The personnel included highly paid, highly trained executives at the peak of their powers and careers.

Nonetheless, I doubt I could procure any of them a place in a nude three-in-a-bed gay love rat Nazi Alsatian sex romp even if – I'm sure Mr Crone would point out – they had the time to attend. What's that? The "inclination" to attend? Ah, there it is, the nicety of the legal mind. I wouldn't want to give an impression that there was any connection between the legal manager of News Group and gay nude love rats – apart, at least, from the paper he works for.

And while there was a distinctly rat-like element in editor Colin Myler's make-up I wouldn't want to suggest there was anything feminine in it. Or nude. His rat-like characteristics were completely masculine, non-Nazi and fully, not to say decently furred.

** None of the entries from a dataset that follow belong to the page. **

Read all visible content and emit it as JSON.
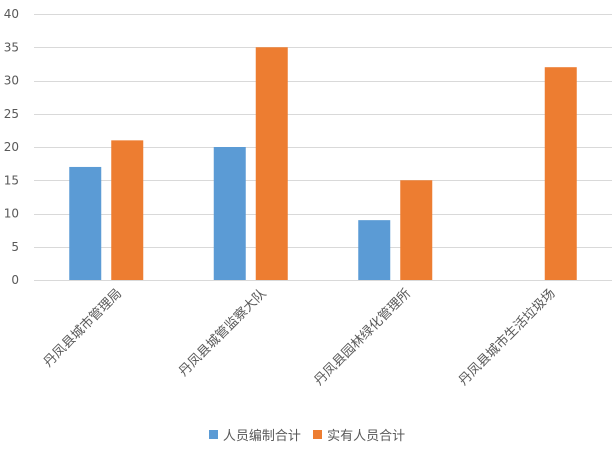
{
  "chart_data": {
    "type": "bar",
    "title": "",
    "xlabel": "",
    "ylabel": "",
    "categories": [
      "丹凤县城市管理局",
      "丹凤县城管监察大队",
      "丹凤县园林绿化管理所",
      "丹凤县城市生活垃圾场"
    ],
    "series": [
      {
        "name": "人员编制合计",
        "color": "#5B9BD5",
        "values": [
          17,
          20,
          9,
          0
        ]
      },
      {
        "name": "实有人员合计",
        "color": "#ED7D31",
        "values": [
          21,
          35,
          15,
          32
        ]
      }
    ],
    "ylim": [
      0,
      40
    ],
    "yticks": [
      0,
      5,
      10,
      15,
      20,
      25,
      30,
      35,
      40
    ],
    "grid": true,
    "legend_position": "bottom"
  }
}
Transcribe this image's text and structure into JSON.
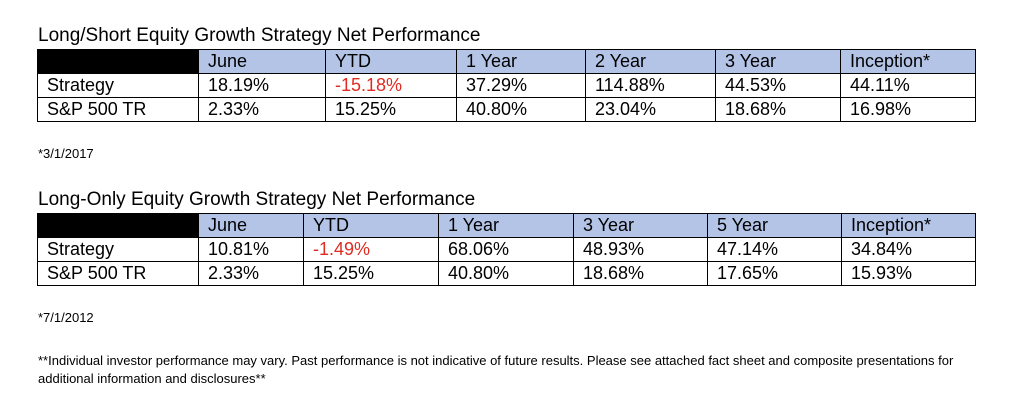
{
  "table1": {
    "title": "Long/Short Equity Growth Strategy Net Performance",
    "headers": [
      "June",
      "YTD",
      "1 Year",
      "2 Year",
      "3 Year",
      "Inception*"
    ],
    "rows": [
      {
        "label": "Strategy",
        "values": [
          "18.19%",
          "-15.18%",
          "37.29%",
          "114.88%",
          "44.53%",
          "44.11%"
        ]
      },
      {
        "label": "S&P 500 TR",
        "values": [
          "2.33%",
          "15.25%",
          "40.80%",
          "23.04%",
          "18.68%",
          "16.98%"
        ]
      }
    ],
    "footnote": "*3/1/2017"
  },
  "table2": {
    "title": "Long-Only Equity Growth Strategy Net Performance",
    "headers": [
      "June",
      "YTD",
      "1 Year",
      "3 Year",
      "5 Year",
      "Inception*"
    ],
    "rows": [
      {
        "label": "Strategy",
        "values": [
          "10.81%",
          "-1.49%",
          "68.06%",
          "48.93%",
          "47.14%",
          "34.84%"
        ]
      },
      {
        "label": "S&P 500 TR",
        "values": [
          "2.33%",
          "15.25%",
          "40.80%",
          "18.68%",
          "17.65%",
          "15.93%"
        ]
      }
    ],
    "footnote": "*7/1/2012"
  },
  "disclaimer": "**Individual investor performance may vary.  Past performance is not indicative of future results.  Please see attached fact sheet and composite presentations for additional information and disclosures**",
  "colors": {
    "header_fill": "#b4c4e7",
    "corner_fill": "#000000",
    "negative_text": "#e02b20"
  }
}
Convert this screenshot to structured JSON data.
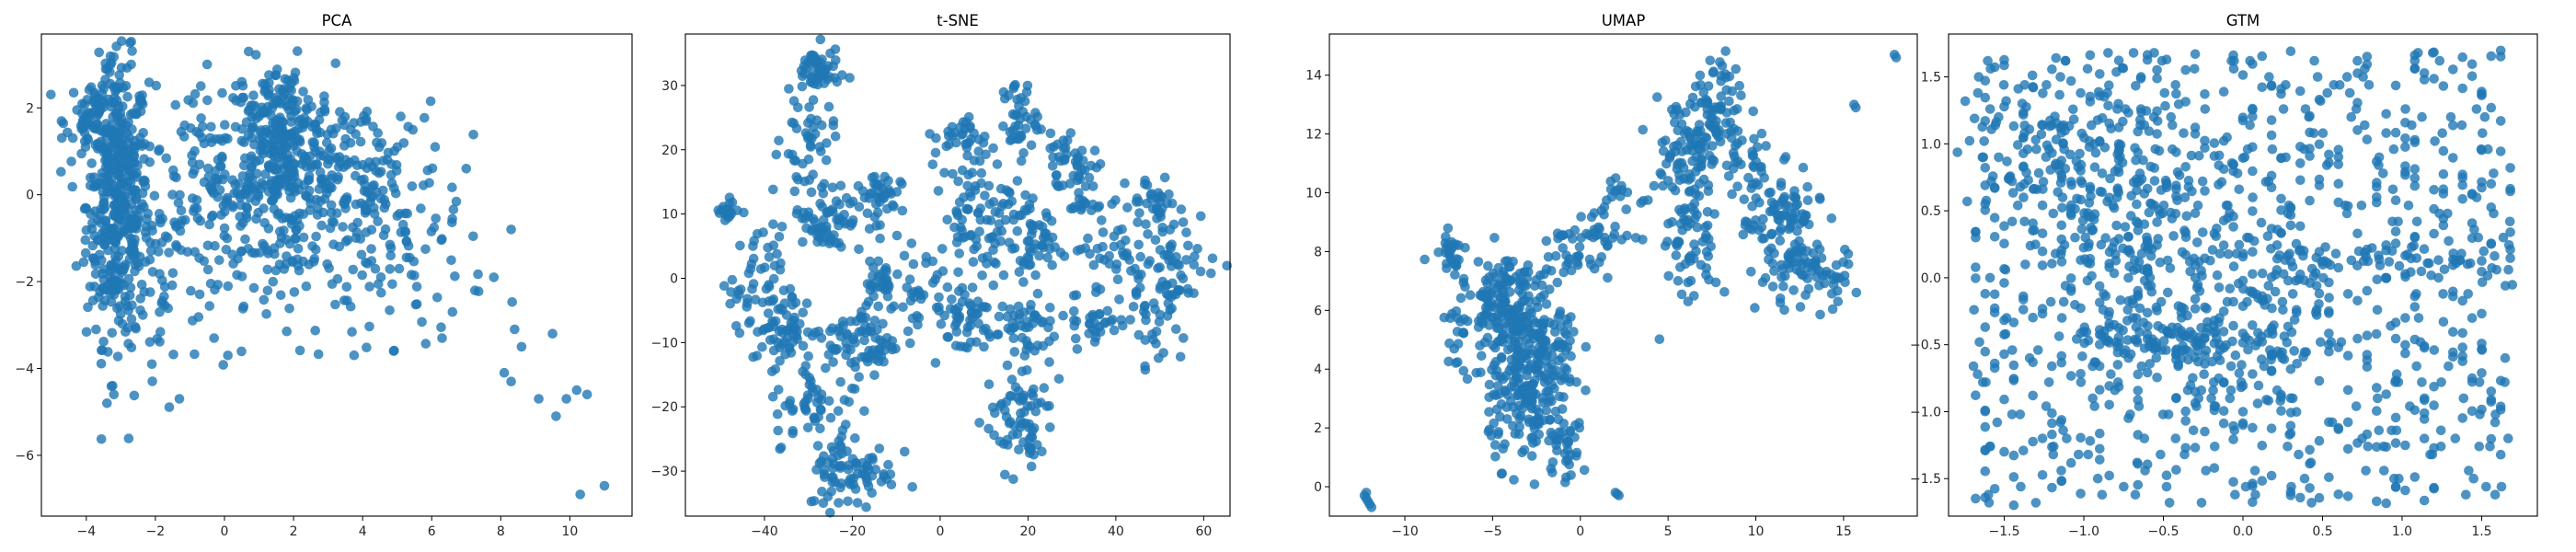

Exhausting, this legal sketching.

These fellows told us they had fully investigated the phone tapping scandal and concluded no one else was to blame.

But wait, what about this story concerning a royal girlfriend leaving a blistering message on her prince's phone – a message which was reprinted verbatim in a page 7 splash with a front page teaser. What was the result of the investigation into that story with its prima facie evidence of phone hacking?

Mr Crone deployed the full Inner Temple brilliance of his mind. He'd never seen the story before in his life. He had "absolutely no recollection of it".

But then an even more ingenious argument occurred to him. It was a message hacked from the prince's mobile. But he, Mr Crone, was only investigating stories about phone hacking on staff members in the royal household! As they say about News of the World footballers: "You can't legislate against talent like that."

The £200,000 that Private Eye said it had paid its convicted royal editor? Mr Crone shot that down with the words: "That's not my area."

It was also stated the story was inaccurate (the punctuation may have been faulty), and then (they were by now admitting it) that it was a contractual pay-off owed as a long-term freelancer (convicted and jailed for six criminal offences committed for the commercial gain of the paper he was working for).

Who authorised the payment? The editor didn't know, the legal manager didn't know, the ex-managing editor didn't know – and none of them knew who might know.

When we get the witness recalls in the recess for more evidence (which it is, technically) we'll have another double-page, red-topped, spread 'em wide festival. It'll be an orgy! I can't wait.